Other points of compression, such as osteophytes, ganglion cysts, and tumors, may contribute to the neuropathy as well.


Clinical Presentation

Patients often present with elbow pain and paresthesias in the 5th and splitting the 4th digits of the hand and ulnar palm. This may progress to numbness in an ulnar nerve distribution. Clumsiness with fine motor tasks such as buttoning shirts or writing may follow. Overt weakness and atrophy of hand intrinsics may follow as the neuropathy progresses.


Diagnosis

A careful history may reveal a single traumatic injury to the elbow or perhaps episodic minor trauma. Resting the elbow on a hard surface such as a desk or a wheelchair armrest is a typical story. A history of orthopedic deformity is also helpful. Patient complaints of paresthesias and numbness in the appropriate distribution also can clue in the examiner. In general, on physical examination, an ulnar neuropathy will cause sensory loss that splits the 4th digit, whereas a C8 radiculopathy will tend to exclude the 4th digit altogether. Weakness in an ulnar nerve distribution is also helpful. A Tinel's sign may be present along the course of the ulnar nerve at the elbow. In more severe cases, atrophy of the hand intrinsics and the hypothenar eminence can occur. Nerve conduction studies may reveal slowing across the elbow. Inching studies, in which short segments of nerve are tested, may be helpful in identifying the exact point of entrapment along the course of the nerve. Electromyography may reveal denervational changes in the ulnar-innervated muscles in severe cases.


Treatment

Similar to other nerve entrapments, a trial of nonoperative therapy is customarily attempted first. Avoidance of aggravating factors, such as resting the elbow on hard surfaces, may be helpful. Elbow splints may be prescribed, but patients are often non-compliant with these devices. In some cases, the trial of nonoperative therapy may be kept fairly short if the neuropathy is severe, and patients already have notable weakness, atrophy, and denervational changes on electrodiagnostic studies.

Once the decision is made to pursue operative treatment, a variety of options are available. Prospective, randomized clinical studies have shown that some of these options have essentially the same results. For example, ulnar nerve decompression yielded similar results to both submuscular transposition and subcutaneous transposition.

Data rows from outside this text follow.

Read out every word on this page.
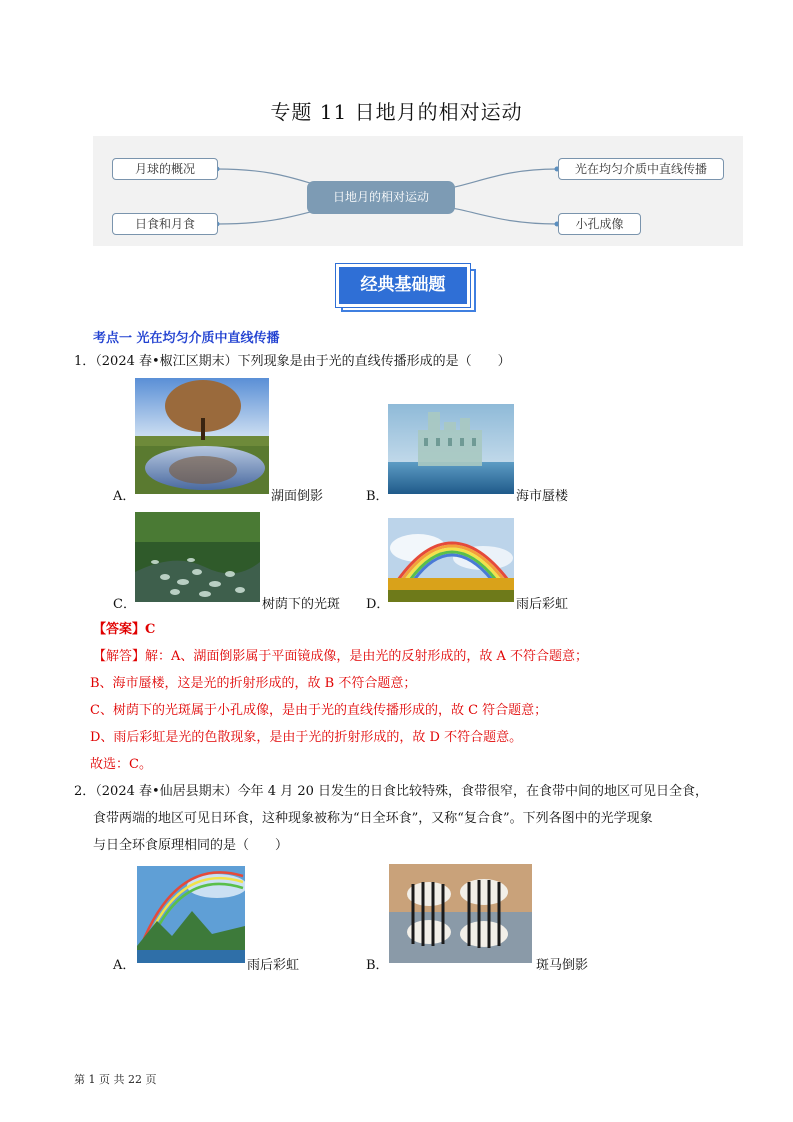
专题 11 日地月的相对运动
月球的概况
日食和月食
光在均匀介质中直线传播
小孔成像
日地月的相对运动
经典基础题
考点一 光在均匀介质中直线传播
1．（2024 春•椒江区期末）下列现象是由于光的直线传播形成的是（　　）
A．	湖面倒影	B．	海市蜃楼
C．	树荫下的光斑 D．	雨后彩虹
【答案】C
【解答】解：A、湖面倒影属于平面镜成像，是由光的反射形成的，故 A 不符合题意；
B、海市蜃楼，这是光的折射形成的，故 B 不符合题意；
C、树荫下的光斑属于小孔成像，是由于光的直线传播形成的，故 C 符合题意；
D、雨后彩虹是光的色散现象，是由于光的折射形成的，故 D 不符合题意。
故选：C。
2．（2024 春•仙居县期末）今年 4 月 20 日发生的日食比较特殊，食带很窄，在食带中间的地区可见日全食，
食带两端的地区可见日环食，这种现象被称为“日全环食”，又称“复合食”。下列各图中的光学现象
与日全环食原理相同的是（　　）
A．	雨后彩虹	B．	斑马倒影
第 1 页 共 22 页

The following lists some available options with their corresponding advantages and disadvantages:

  • Simple Decompression utilizes a small incision, under a local anesthetic, and does not require postoperative immmobilization. Unfortunately, it leaves the nerve in a superficial location where it remains susceptible to repetitive injury. Also, decompression alone may not adequately address orthopedic abnormalities, if present.
  • Subcutaneous Transposition utilizes a long incision, and moves the nerve to a more relaxed course across the elbow. Like for simple decompression, the nerve remains susceptible to repetitive injury in the subcutaneous location.
  • Submuscular Transposition also utilizes a long incision, and moves the nerve to a more protected location beneath the pronator teres muscle. General anesthesia or a regional block is typically required. In contrast to the above techniques, postoperative arm immobilization for 2-3 weeks is required to enable adequate muscle healing.


Outcome

Generally, better outcomes occur in patients with milder symptoms, regardless of treatment approach. As symptoms and signs become more severe, nonoperative as well as the surgical therapies becomes less effective. The surgical techniques described above have roughly the same likelihood of successful outcome.